30 Temmuz 2009 Perşembe
İhtimaller
18 Temmuz 2009 Cumartesi
16 Temmuz 2009 Perşembe
Son
Hayatta bazı şeylerin sonuna geldim sanırım. Bir süreçti bu ve bitiyor galiba; ama süreç nasıl olursa olsun, biteceğini bilsen bile doğumundan beri içindeysen onun zor oluyor terk etmesi. Terk etmesen de sen o bırakıyor bir yerden sonra zaten. İşte ben tam o çizgideyim. Şimdi bazı şeyleri terk etmeliyim. Terk etmesem bile onlar bırakacak yakın bir zamanda beni. Geçişli bir şey bu. Kendini hazır hissetmek ya da hissetmemek fark ettirmiyor. İşin aslı korkuyorum biraz da. Ama kim korkmaz ki? Bildiğim o yaşam tarzı değişiyor ve ben başka türlü yaşamayı bilmiyorum. Kaçak dövüş benim ki. Hayatım bu. Eğer biriyle bozuştuysan, bir şehir dar gelmeye başlamışsa, içinde bulunduğu düzenden sıkılmışsan sık biraz dişini tayininiz çıkacaktır birkaç aya. Gittiğine pişman olursan oradan özlediğin kişileri ararsın, yazları gidersin. Kolay. Ama artık değil. Uzun bir yol artık önümdeki.

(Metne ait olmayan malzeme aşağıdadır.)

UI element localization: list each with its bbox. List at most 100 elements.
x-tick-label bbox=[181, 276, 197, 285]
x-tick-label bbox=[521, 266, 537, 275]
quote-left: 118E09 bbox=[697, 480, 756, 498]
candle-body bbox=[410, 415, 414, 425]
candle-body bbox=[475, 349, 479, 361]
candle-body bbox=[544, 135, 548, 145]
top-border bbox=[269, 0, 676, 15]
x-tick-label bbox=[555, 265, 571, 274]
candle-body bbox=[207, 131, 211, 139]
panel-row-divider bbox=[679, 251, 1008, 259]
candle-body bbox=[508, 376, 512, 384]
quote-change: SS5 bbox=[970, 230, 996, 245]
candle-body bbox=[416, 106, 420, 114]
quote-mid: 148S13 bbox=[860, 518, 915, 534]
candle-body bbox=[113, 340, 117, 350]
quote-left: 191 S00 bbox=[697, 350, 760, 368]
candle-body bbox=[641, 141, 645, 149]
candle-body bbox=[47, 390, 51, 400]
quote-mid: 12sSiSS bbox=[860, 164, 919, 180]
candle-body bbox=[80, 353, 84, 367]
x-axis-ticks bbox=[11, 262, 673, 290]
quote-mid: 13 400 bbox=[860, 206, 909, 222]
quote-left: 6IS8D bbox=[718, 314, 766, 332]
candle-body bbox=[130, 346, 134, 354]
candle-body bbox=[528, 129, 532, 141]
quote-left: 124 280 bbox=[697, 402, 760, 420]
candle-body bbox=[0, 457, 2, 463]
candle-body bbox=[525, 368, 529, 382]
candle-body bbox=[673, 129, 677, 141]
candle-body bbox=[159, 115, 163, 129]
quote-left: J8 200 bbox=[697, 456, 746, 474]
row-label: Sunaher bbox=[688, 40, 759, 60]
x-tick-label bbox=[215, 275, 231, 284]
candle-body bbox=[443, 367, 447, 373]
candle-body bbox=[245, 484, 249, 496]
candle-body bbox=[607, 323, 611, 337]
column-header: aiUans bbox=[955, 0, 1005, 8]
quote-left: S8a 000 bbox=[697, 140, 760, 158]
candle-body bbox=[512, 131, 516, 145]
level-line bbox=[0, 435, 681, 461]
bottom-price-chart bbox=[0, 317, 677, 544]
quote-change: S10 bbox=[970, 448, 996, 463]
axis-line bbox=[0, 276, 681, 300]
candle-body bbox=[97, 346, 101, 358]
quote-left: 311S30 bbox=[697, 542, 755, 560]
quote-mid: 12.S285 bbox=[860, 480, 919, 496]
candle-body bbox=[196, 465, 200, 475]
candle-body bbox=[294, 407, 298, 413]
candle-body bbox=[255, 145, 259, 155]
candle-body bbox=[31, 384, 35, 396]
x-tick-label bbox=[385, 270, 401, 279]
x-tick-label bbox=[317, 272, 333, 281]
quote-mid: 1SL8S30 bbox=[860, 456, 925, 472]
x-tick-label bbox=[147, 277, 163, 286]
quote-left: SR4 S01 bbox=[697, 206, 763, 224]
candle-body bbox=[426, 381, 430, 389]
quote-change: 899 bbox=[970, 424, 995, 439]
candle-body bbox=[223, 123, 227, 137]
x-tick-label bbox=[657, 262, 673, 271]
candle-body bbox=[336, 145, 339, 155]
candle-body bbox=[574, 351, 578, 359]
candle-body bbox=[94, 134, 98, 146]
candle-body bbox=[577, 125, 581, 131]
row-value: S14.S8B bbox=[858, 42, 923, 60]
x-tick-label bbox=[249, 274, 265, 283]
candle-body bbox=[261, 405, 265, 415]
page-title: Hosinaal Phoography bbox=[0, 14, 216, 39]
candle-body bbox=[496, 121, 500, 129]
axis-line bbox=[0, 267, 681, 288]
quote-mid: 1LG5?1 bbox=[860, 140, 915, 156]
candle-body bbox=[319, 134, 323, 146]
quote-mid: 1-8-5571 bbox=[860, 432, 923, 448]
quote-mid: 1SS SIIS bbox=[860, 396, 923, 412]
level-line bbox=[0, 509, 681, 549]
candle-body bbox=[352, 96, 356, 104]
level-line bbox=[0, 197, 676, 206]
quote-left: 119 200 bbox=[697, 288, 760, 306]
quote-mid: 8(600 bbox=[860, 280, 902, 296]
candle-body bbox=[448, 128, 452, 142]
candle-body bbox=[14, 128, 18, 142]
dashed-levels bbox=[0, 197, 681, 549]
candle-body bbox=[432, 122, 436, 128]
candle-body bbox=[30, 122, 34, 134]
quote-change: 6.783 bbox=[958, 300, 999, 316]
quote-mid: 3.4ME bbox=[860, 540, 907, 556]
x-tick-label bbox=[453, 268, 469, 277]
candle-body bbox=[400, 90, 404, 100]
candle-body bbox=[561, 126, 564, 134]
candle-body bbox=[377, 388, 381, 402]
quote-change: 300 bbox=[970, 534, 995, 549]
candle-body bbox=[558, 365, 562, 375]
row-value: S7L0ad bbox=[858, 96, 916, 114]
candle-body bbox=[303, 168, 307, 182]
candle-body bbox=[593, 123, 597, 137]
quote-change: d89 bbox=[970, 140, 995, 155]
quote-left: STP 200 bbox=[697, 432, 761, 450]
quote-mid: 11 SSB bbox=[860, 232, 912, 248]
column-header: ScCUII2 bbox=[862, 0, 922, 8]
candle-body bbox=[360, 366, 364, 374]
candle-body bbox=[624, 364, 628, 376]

Artık kaçamayacağım ve kaçamayacaksam nasıl yaşayacağım? Kaçma şansımın olmayacağı apaçık ortada. Yine de ironik bir şey var orada. Kaçabilecek olma hissinden midir bilinmez hayatım boyunca kaçtığım tek şey kendimdim. Ondan da hiçbir zaman kaçamadım zaten. Korktuğum şey artık kaçamayacağımı bilerek yaşamanın beni zor duruma düşürme ihtimali. Kaçabilecek olma ihtimali bana savaşma güdüsünü kazandırmış fark ettirmeden. Savaş, kaybedecek olursan kaçarsın. Buna karşı koymak zor çünkü kendimle bile bir savaş içindeyim. Bırakmam gereken şey tam olarak ne buna karar veremiyorum. Onu belirlersem ondan kaçabilecek miyim? Bu tam bir muamma. Fakat savaşmayı bırakacak gibi görünmüyorum çünkü savaşmaktan başka yaptığım bir şey yok gerçekten. İlginç ama yok. Gözlerimi kapatmalı ve düşünmeyi bırakmalıyım belki de. Bırakmam gereken bir şeyler var bundan eminim. Belki de işi oluruna bırakırım ve zamanı geldiğinde onların gitmesine izin veririm. Ama bu bile benim için bir savaş ve onların kazanmasına izin vermek acı verici. Hele de şimdi kaçamıyorken. Hayatla ilgili değil bu. Benim için ilk defa değil. Uzun zamandır ilk defa yalnızca kendimle ilgili bir şeyden bahsediyorum. Koşullarla ya da hayatın sana sunacaklarıyla hiçbir ilgisi yok. Ben, kendim, içimdeki savaş ve terk edişlerimle ilgili bu. Benimle ilgili. İşte bu yüzden uğraşması daha zor ya.